In places where a URL is expected, the doc blocks state that strings are required, but there is no type enforcement at the moment. Thanks to the implementation details of GuzzleHttp\Psr7\uri_for() (or its replacement method in their 2.0 release), any Psr\Http\Message\UriInterface is also acceptable in the Pawl API. So, this PR updates the doc blocks to note that both strings and Psr\Http\Message\UriInterface objects are acceptable types when a URL is expected.

mbabker commented 3 years ago

I'd say that since you can already slip through a UriInterface since there isn't strict type checking in place, it doesn't necessarily hurt anything to officially support it. Beyond that, you end up wasting a few CPU cycles building the URL as a UriInterface (which I do in an app to make a couple of dynamic bits easier to deal with), then casting it to a string, only for this library to convert it to a new UriInterface a little later on.

All in all, I'd call it a mild DX improvement since ultimately the Connector internals are going to be working with a UriInterface anyway.

clue commented 3 years ago

I'd say that since you can already slip through a UriInterface since there isn't strict type checking in place, it doesn't necessarily hurt anything to officially support it.

This project currently uses a docbloc type hint, so passing anything other than a string is prohibited and might lead to unexpected behavior.

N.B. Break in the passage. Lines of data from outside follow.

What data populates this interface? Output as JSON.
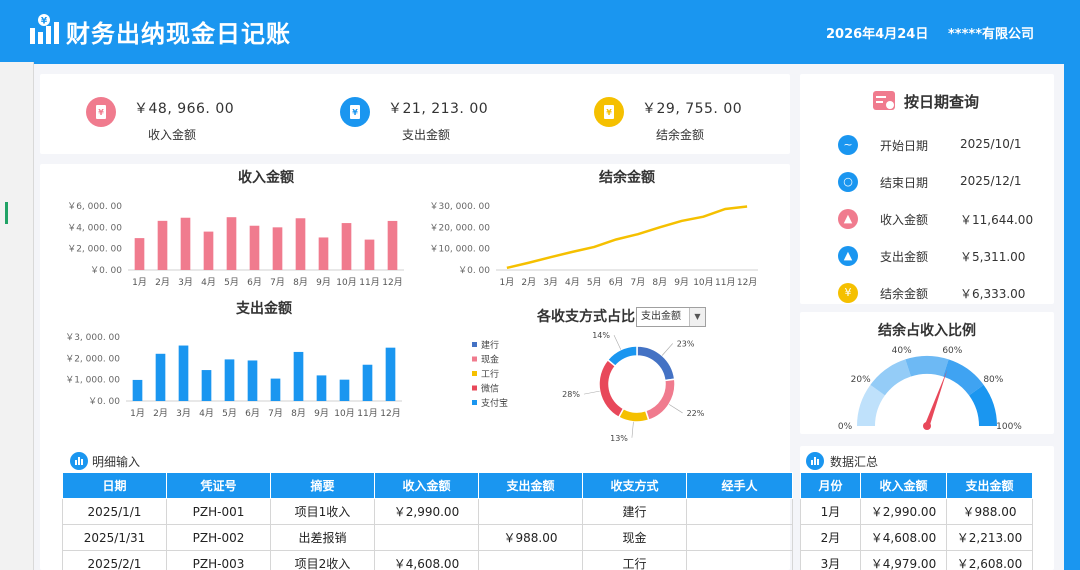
{
  "header": {
    "title": "财务出纳现金日记账",
    "date": "2026年4月24日",
    "company": "*****有限公司",
    "logo_icon": "bar-chart-icon"
  },
  "kpis": [
    {
      "value": "￥48, 966. 00",
      "label": "收入金额",
      "color": "#f07b8e",
      "icon": "receipt-icon"
    },
    {
      "value": "￥21, 213. 00",
      "label": "支出金额",
      "color": "#1a96f0",
      "icon": "yen-icon"
    },
    {
      "value": "￥29, 755. 00",
      "label": "结余金额",
      "color": "#f5c000",
      "icon": "wallet-icon"
    }
  ],
  "query": {
    "title": "按日期查询",
    "rows": [
      {
        "label": "开始日期",
        "value": "2025/10/1",
        "color": "#1a96f0",
        "icon": "trend-icon",
        "glyph": "~"
      },
      {
        "label": "结束日期",
        "value": "2025/12/1",
        "color": "#1a96f0",
        "icon": "search-icon",
        "glyph": "○"
      },
      {
        "label": "收入金额",
        "value": "￥11,644.00",
        "color": "#f07b8e",
        "icon": "chart-icon",
        "glyph": "▲"
      },
      {
        "label": "支出金额",
        "value": "￥5,311.00",
        "color": "#1a96f0",
        "icon": "chart-icon",
        "glyph": "▲"
      },
      {
        "label": "结余金额",
        "value": "￥6,333.00",
        "color": "#f5c000",
        "icon": "yen-icon",
        "glyph": "¥"
      }
    ]
  },
  "chart_data": [
    {
      "type": "bar",
      "title": "收入金额",
      "categories": [
        "1月",
        "2月",
        "3月",
        "4月",
        "5月",
        "6月",
        "7月",
        "8月",
        "9月",
        "10月",
        "11月",
        "12月"
      ],
      "values": [
        2990,
        4608,
        4900,
        3600,
        4950,
        4150,
        4000,
        4850,
        3050,
        4400,
        2850,
        4600
      ],
      "ylim": [
        0,
        6000
      ],
      "yticks": [
        "￥0. 00",
        "￥2, 000. 00",
        "￥4, 000. 00",
        "￥6, 000. 00"
      ],
      "color": "#f07b8e"
    },
    {
      "type": "line",
      "title": "结余金额",
      "categories": [
        "1月",
        "2月",
        "3月",
        "4月",
        "5月",
        "6月",
        "7月",
        "8月",
        "9月",
        "10月",
        "11月",
        "12月"
      ],
      "values": [
        1000,
        3400,
        6000,
        8500,
        10800,
        14300,
        16800,
        20000,
        23000,
        25000,
        28600,
        29755
      ],
      "ylim": [
        0,
        30000
      ],
      "yticks": [
        "￥0. 00",
        "￥10, 000. 00",
        "￥20, 000. 00",
        "￥30, 000. 00"
      ],
      "color": "#f5c000"
    },
    {
      "type": "bar",
      "title": "支出金额",
      "categories": [
        "1月",
        "2月",
        "3月",
        "4月",
        "5月",
        "6月",
        "7月",
        "8月",
        "9月",
        "10月",
        "11月",
        "12月"
      ],
      "values": [
        988,
        2213,
        2600,
        1450,
        1950,
        1900,
        1050,
        2300,
        1200,
        1000,
        1700,
        2500
      ],
      "ylim": [
        0,
        3000
      ],
      "yticks": [
        "￥0. 00",
        "￥1, 000. 00",
        "￥2, 000. 00",
        "￥3, 000. 00"
      ],
      "color": "#1a96f0"
    },
    {
      "type": "pie",
      "title": "各收支方式占比",
      "selector": "支出金额",
      "series": [
        {
          "name": "建行",
          "value": 23,
          "label": "23%",
          "color": "#4472c4"
        },
        {
          "name": "现金",
          "value": 22,
          "label": "22%",
          "color": "#f07b8e"
        },
        {
          "name": "工行",
          "value": 13,
          "label": "13%",
          "color": "#f5c000"
        },
        {
          "name": "微信",
          "value": 28,
          "label": "28%",
          "color": "#e8485a"
        },
        {
          "name": "支付宝",
          "value": 14,
          "label": "14%",
          "color": "#1a96f0"
        }
      ]
    }
  ],
  "gauge": {
    "title": "结余占收入比例",
    "value": 0.61,
    "ticks": [
      "0%",
      "20%",
      "40%",
      "60%",
      "80%",
      "100%"
    ]
  },
  "detail": {
    "title": "明细输入",
    "headers": [
      "日期",
      "凭证号",
      "摘要",
      "收入金额",
      "支出金额",
      "收支方式",
      "经手人"
    ],
    "rows": [
      [
        "2025/1/1",
        "PZH-001",
        "项目1收入",
        "￥2,990.00",
        "",
        "建行",
        ""
      ],
      [
        "2025/1/31",
        "PZH-002",
        "出差报销",
        "",
        "￥988.00",
        "现金",
        ""
      ],
      [
        "2025/2/1",
        "PZH-003",
        "项目2收入",
        "￥4,608.00",
        "",
        "工行",
        ""
      ]
    ]
  },
  "summary": {
    "title": "数据汇总",
    "headers": [
      "月份",
      "收入金额",
      "支出金额"
    ],
    "rows": [
      [
        "1月",
        "￥2,990.00",
        "￥988.00"
      ],
      [
        "2月",
        "￥4,608.00",
        "￥2,213.00"
      ],
      [
        "3月",
        "￥4,979.00",
        "￥2,608.00"
      ]
    ]
  }
}
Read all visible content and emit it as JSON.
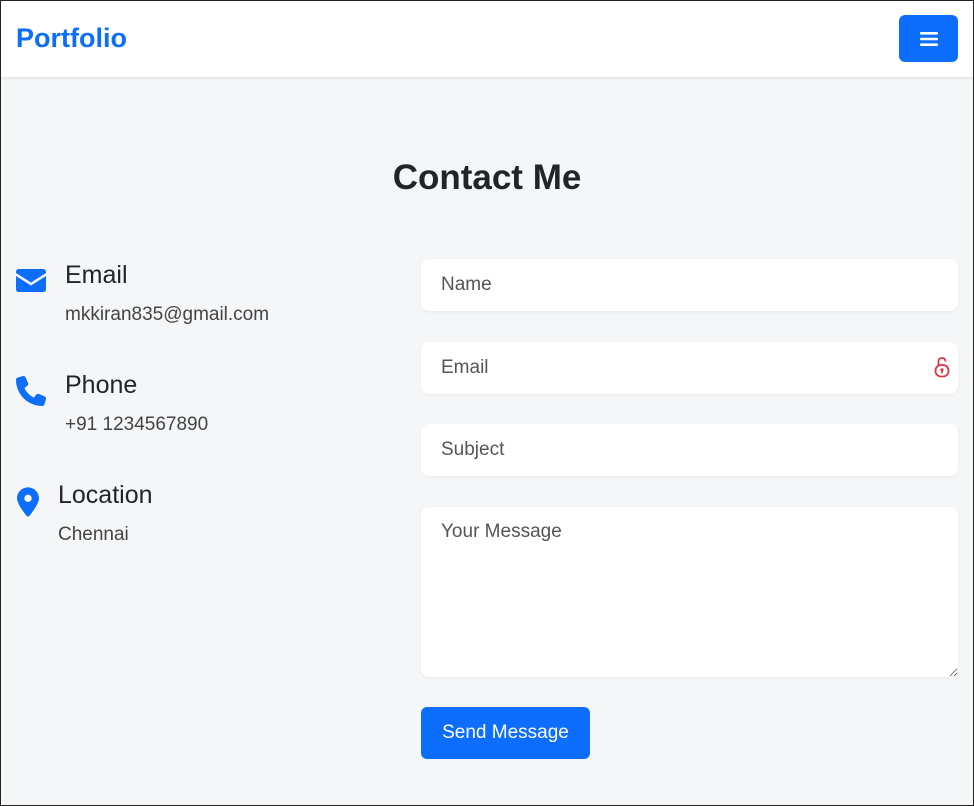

Static analysis tools such as phpstan or even your IDE will warn you against such usage. This project currently targets PHP 5.4+ which is why it doesn't use PHP's primitive type declarations introduced with PHP 7.0. If we really want to use union type declarations, we would have to target PHP 8.0 (which I would argue would be a bit premature considering the current roadmap).

Beyond that, you end up wasting a few CPU cycles building the URL as a UriInterface (which I do in an app to make a couple of dynamic bits easier to deal with), then casting it to a string, only for this library to convert it to a new UriInterface a little later on.

Fair point, but I would argue this is an implementation detail that might change in the future (see #2) and even now the overhead of creating this object is negligible because it's not something that would execute on your critical path.

Very much appreciate the constructive discussion by the way and keep in mind I'm not responsible for maintaining this project, so take my input with a grain of salt. I'm currently looking into updating a few aspects of this project and seeing if this project could take advantage of a more JavaScript-like API (WebSocket API) and I would argue that supporting a wider variety of types for its API might lead to a more confusing API in the long run.